Учителя в детском доме не учили нас многим словам для описания красивых людей, но я подумала, что он был самым красивым человеком, которого я когда-либо видела. Но в тот день его глаза были красными и опухшими, словно он долго плакал.
У нас не было возможности поговорить, и я не знала, как с ним заговорить, поэтому моя жизненная траектория в тот день, когда я его встретила, словно тот упавший кленовый лист, вдруг была подхвачена ветром и поднята выше, немного отклонившись от курса, а затем снова вернулась в норму.

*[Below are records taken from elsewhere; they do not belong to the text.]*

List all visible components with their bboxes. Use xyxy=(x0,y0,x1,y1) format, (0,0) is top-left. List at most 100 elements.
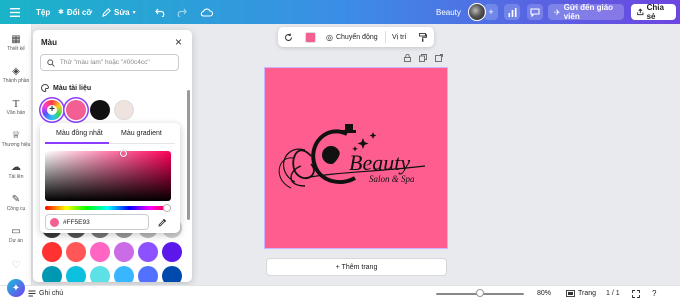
palette-color-swatch[interactable] xyxy=(42,266,62,282)
folder-icon: ▭ xyxy=(11,226,21,237)
saturation-value-area[interactable] xyxy=(45,151,171,201)
sidebar-item-elements[interactable]: ◈ Thành phần xyxy=(0,66,32,85)
redo-icon[interactable] xyxy=(176,0,187,24)
close-icon[interactable]: × xyxy=(175,35,182,49)
layout-icon: ▦ xyxy=(11,34,21,45)
file-menu[interactable]: Tệp xyxy=(36,0,50,24)
lock-icon[interactable] xyxy=(404,53,411,64)
palette-color-swatch[interactable] xyxy=(90,242,110,262)
animate-button[interactable]: ◎ Chuyển động xyxy=(326,27,378,47)
hamburger-icon[interactable] xyxy=(10,0,20,24)
resize-icon: ✱ xyxy=(58,9,64,16)
tools-icon: ✎ xyxy=(11,194,21,205)
apps-icon: ♡ xyxy=(11,260,21,271)
sidebar-item-tools[interactable]: ✎ Công cụ xyxy=(0,194,32,213)
fullscreen-icon[interactable] xyxy=(632,286,640,300)
send-to-teacher-button[interactable]: ✈ Gửi đến giáo viên xyxy=(548,3,624,21)
text-icon: T xyxy=(12,98,20,110)
panel-scrollbar[interactable] xyxy=(187,90,190,220)
palette-color-swatch[interactable] xyxy=(66,242,86,262)
canvas-scrollbar[interactable] xyxy=(668,27,671,297)
send-icon: ✈ xyxy=(554,7,561,17)
sidebar-item-label: Tải lên xyxy=(8,174,24,180)
palette-color-swatch[interactable] xyxy=(114,266,134,282)
top-toolbar: Tệp ✱ Đổi cỡ Sửa ▾ Beauty + ✈ Gửi đến gi… xyxy=(0,0,680,24)
comments-button[interactable] xyxy=(527,4,543,20)
zoom-percent[interactable]: 80% xyxy=(537,286,551,300)
tab-solid-color[interactable]: Màu đồng nhất xyxy=(56,130,103,137)
pages-icon xyxy=(566,290,575,297)
sidebar-item-projects[interactable]: ▭ Dự án xyxy=(0,226,32,245)
eyedropper-icon[interactable] xyxy=(154,214,171,230)
cloud-icon[interactable] xyxy=(200,0,213,24)
element-toolbar: ◎ Chuyển động Vị trí xyxy=(278,27,434,47)
bar-chart-icon xyxy=(508,7,516,17)
sidebar-item-label: Văn bản xyxy=(6,110,26,116)
toolbar-divider xyxy=(385,31,386,43)
comment-icon xyxy=(530,7,540,17)
design-title[interactable]: Beauty xyxy=(436,0,461,24)
hue-handle[interactable] xyxy=(163,204,171,212)
undo-icon[interactable] xyxy=(155,0,166,24)
duplicate-page-icon[interactable] xyxy=(419,54,427,64)
hex-input[interactable] xyxy=(63,218,133,226)
add-page-button[interactable]: + Thêm trang xyxy=(266,258,447,276)
doc-colors-heading: Màu tài liệu xyxy=(41,84,91,92)
sidebar-item-label: Thiết kế xyxy=(7,46,25,52)
share-button[interactable]: Chia sẻ xyxy=(631,3,676,21)
position-button[interactable]: Vị trí xyxy=(392,27,406,47)
plus-icon: + xyxy=(49,104,55,115)
resize-label: Đổi cỡ xyxy=(66,7,93,17)
elements-icon: ◈ xyxy=(12,66,20,77)
pages-button[interactable]: Trang xyxy=(566,286,596,300)
doc-color-swatch[interactable] xyxy=(114,100,134,120)
resize-button[interactable]: ✱ Đổi cỡ xyxy=(58,0,92,24)
palette-color-swatch[interactable] xyxy=(114,242,134,262)
add-color-button[interactable]: + xyxy=(42,100,62,120)
sidebar-item-label: Thương hiệu xyxy=(1,142,31,148)
palette-color-swatch[interactable] xyxy=(162,242,182,262)
notes-button[interactable]: Ghi chú xyxy=(28,286,63,300)
fill-color-button[interactable] xyxy=(305,27,316,47)
zoom-handle[interactable] xyxy=(476,289,484,297)
help-icon[interactable]: ? xyxy=(652,286,656,300)
color-search[interactable] xyxy=(40,54,179,71)
share-label: Chia sẻ xyxy=(646,3,664,21)
palette-color-swatch[interactable] xyxy=(42,242,62,262)
doc-color-swatch[interactable] xyxy=(90,100,110,120)
beauty-logo[interactable]: Beauty Salon & Spa xyxy=(265,68,447,248)
sidebar-item-brand[interactable]: ♕ Thương hiệu xyxy=(0,130,32,149)
design-page[interactable]: Beauty Salon & Spa xyxy=(265,68,447,248)
palette-color-swatch[interactable] xyxy=(138,266,158,282)
palette-color-swatch[interactable] xyxy=(162,266,182,282)
sidebar-item-label: Dự án xyxy=(9,238,23,244)
page-count: 1 / 1 xyxy=(606,290,620,297)
search-input[interactable] xyxy=(59,59,178,66)
panel-title: Màu xyxy=(41,38,57,47)
upload-icon: ☁ xyxy=(11,162,21,173)
paint-roller-icon[interactable] xyxy=(419,27,427,47)
magic-assistant-button[interactable]: ✦ xyxy=(7,279,25,297)
palette-color-swatch[interactable] xyxy=(90,266,110,282)
sidebar-item-more[interactable]: ♡ xyxy=(0,260,32,272)
animate-label: Chuyển động xyxy=(335,33,378,41)
doc-color-swatch[interactable] xyxy=(66,100,86,120)
sidebar-item-design[interactable]: ▦ Thiết kế xyxy=(0,34,32,53)
notes-label: Ghi chú xyxy=(39,290,64,297)
sidebar-item-uploads[interactable]: ☁ Tải lên xyxy=(0,162,32,181)
add-collaborator-button[interactable]: + xyxy=(484,4,498,20)
refresh-icon[interactable] xyxy=(284,27,293,47)
tab-gradient[interactable]: Màu gradient xyxy=(121,130,162,137)
insights-button[interactable] xyxy=(504,4,520,20)
palette-color-swatch[interactable] xyxy=(138,242,158,262)
fill-color-swatch xyxy=(305,31,316,43)
hex-color-field[interactable] xyxy=(45,214,149,230)
palette-color-swatch[interactable] xyxy=(66,266,86,282)
hue-slider[interactable] xyxy=(45,206,171,210)
saturation-handle[interactable] xyxy=(120,150,127,157)
sidebar-item-text[interactable]: T Văn bản xyxy=(0,98,32,117)
add-page-icon[interactable] xyxy=(435,54,443,64)
logo-title: Beauty xyxy=(349,150,410,175)
edit-button[interactable]: Sửa ▾ xyxy=(102,0,136,24)
sidebar-item-label: Thành phần xyxy=(2,78,30,84)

В детском доме была очень маленькая обсерватория, но на самом деле там был только телескоп. Однако я часто бегала туда, чтобы смотреть на звёздное небо, и неизменно, каждую пятнадцатую ночь месяца, я обязательно смотрела на полную луну.
Глядя в телескоп на эту круглую луну, я чувствовала себя очень комфортно. Учительница в детском доме недавно научила новому слову «юаньмань», которое использовалось для описания отношений между людьми, но я подумала, что его можно использовать и для описания сегодняшней луны.
— Ты тоже любишь смотреть на звёздное небо?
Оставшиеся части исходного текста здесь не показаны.